Мы с Полом пошли вслед за Крисом, который вбежал в палату. Худая, как спичка, Кэрри лежала под несколькими тяжелыми одеялами, а ведь стояло лето. Казалось невозможным, что она так мгновенно постарела! Исчезла свежая, упругая, молодая округлость некогда румяных щек, а маленькое личико выглядело изможденным и осунувшимся. Ее глаза глубоко запали, из-за чего резко обозначились скулы. Она даже вроде бы стала еще меньше. Увидев ее состояние, Крис подавил крик. Он наклонился к ней, обнял и несколько раз позвал, гладя по волосам. К его ужасу сотни золотых прядей остались у него в руках.
— Боже милостивый, что же с ней сталось?
Когда он распутал волосы, обвившие его пальцы, я торопливо забрала их у него и аккуратно сложила в пластиковую коробочку. Статическое электричество притягивало их к пластмассовому дну и стенкам. Идиотская мысль, но я бы не смогла смотреть, как ее чудесные волосы сметают в кучу и выбрасывают. Это волосы блестели на подушках, покрывале, на белых кружевах ее пижамной куртки. Будто в оцепенении бесконечного кошмара я собирала их и тщательно укладывала в коробочку, а Алекс все молился и молился. Даже когда его знакомили с Крисом, он прервался лишь, чтобы коротко кивнуть.
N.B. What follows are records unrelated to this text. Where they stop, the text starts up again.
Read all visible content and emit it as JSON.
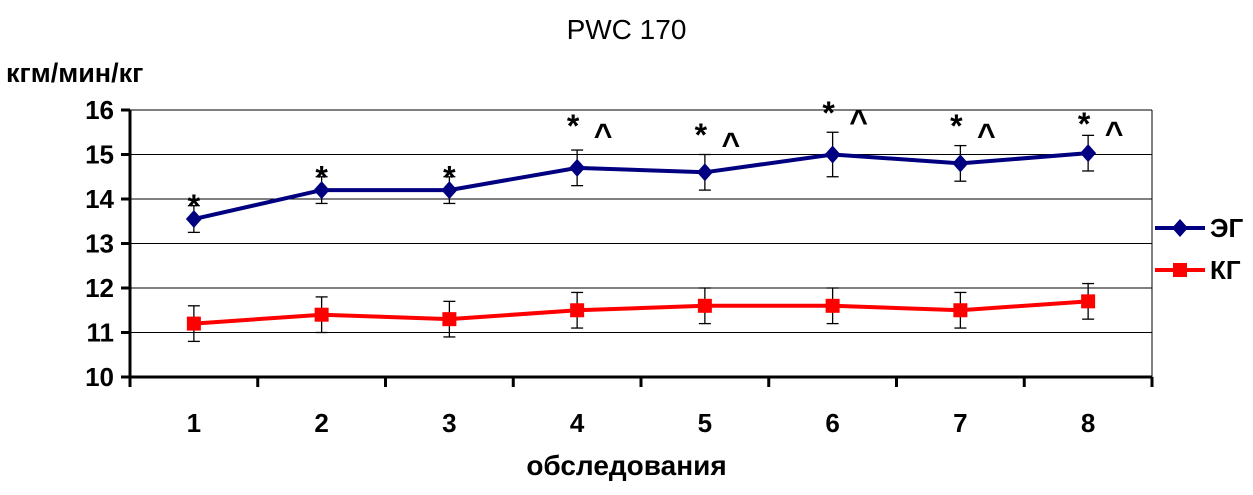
{
  "chart_data": {
    "type": "line",
    "title": "PWC 170",
    "ylabel": "кгм/мин/кг",
    "xlabel": "обследования",
    "categories": [
      "1",
      "2",
      "3",
      "4",
      "5",
      "6",
      "7",
      "8"
    ],
    "ylim": [
      10,
      16
    ],
    "yticks": [
      "10",
      "11",
      "12",
      "13",
      "14",
      "15",
      "16"
    ],
    "grid": "horizontal",
    "legend_position": "right",
    "series": [
      {
        "name": "ЭГ",
        "color": "#000080",
        "marker": "diamond",
        "values": [
          13.55,
          14.2,
          14.2,
          14.7,
          14.6,
          15.0,
          14.8,
          15.03
        ],
        "errors": [
          0.3,
          0.3,
          0.3,
          0.4,
          0.4,
          0.5,
          0.4,
          0.4
        ]
      },
      {
        "name": "КГ",
        "color": "#ff0000",
        "marker": "square",
        "values": [
          11.2,
          11.4,
          11.3,
          11.5,
          11.6,
          11.6,
          11.5,
          11.7
        ],
        "errors": [
          0.4,
          0.4,
          0.4,
          0.4,
          0.4,
          0.4,
          0.4,
          0.4
        ]
      }
    ],
    "annotations": [
      {
        "category": "1",
        "text": "*",
        "y": 13.95
      },
      {
        "category": "2",
        "text": "*",
        "y": 14.6
      },
      {
        "category": "3",
        "text": "*",
        "y": 14.6
      },
      {
        "category": "4",
        "text": "*",
        "y": 15.75
      },
      {
        "category": "4",
        "text": "^",
        "y": 15.55
      },
      {
        "category": "5",
        "text": "*",
        "y": 15.55
      },
      {
        "category": "5",
        "text": "^",
        "y": 15.35
      },
      {
        "category": "6",
        "text": "*",
        "y": 16.05
      },
      {
        "category": "6",
        "text": "^",
        "y": 15.85
      },
      {
        "category": "7",
        "text": "*",
        "y": 15.75
      },
      {
        "category": "7",
        "text": "^",
        "y": 15.55
      },
      {
        "category": "8",
        "text": "*",
        "y": 15.8
      },
      {
        "category": "8",
        "text": "^",
        "y": 15.6
      }
    ]
  }
}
— Пол! Что делается для спасения Кэрри?
— Все мыслимое и немыслимое, — ответил Пол тихим мягким голосом, каким разговаривают, когда смерть стоит у порога. — Бригада квалифицированных врачей работает двадцать четыре часа в сутки, чтобы ей помочь. Но ее красные кровяные тельца разрушаются быстрее, чем мы успеваем восстанавливать их количество переливанием.
Три дня и три ночи мы не отходили от постели Кэрри. Джори был у соседки. Все, кто любил ее, молились, чтобы она осталась в живых. Я позвонила Хенни и велела ей со всеми домашними и прихожанами ее церкви тоже молиться за нее. В ответ она отстучала на телефонной трубке свой сигнал: «Да! Да!»
Каждый день приносили цветы, заполнившие всю палату. Я не смотрела от кого они. Сидя рядом с Крисом или Полом, или между ними, я держала их за руки и беззвучно молилась. На Алекса я смотрела с неприязнью, полагая его во многом виноватым в том, что приключилось с Кэрри. Наконец я почувствовала, что не могу не задать ему главный вопрос. Улучив момент, я отвела его в уголок.
— Алекс, почему Кэрри решила умереть в самые счастливые дни своей жизни? Что она тебе сказала, и что ты ей сказал?
Убитый горем, он повернул ко мне растерянное, небритое лицо.
— Что я сказал? — переспросил он, моргая покрасневшими от недосыпания глазами.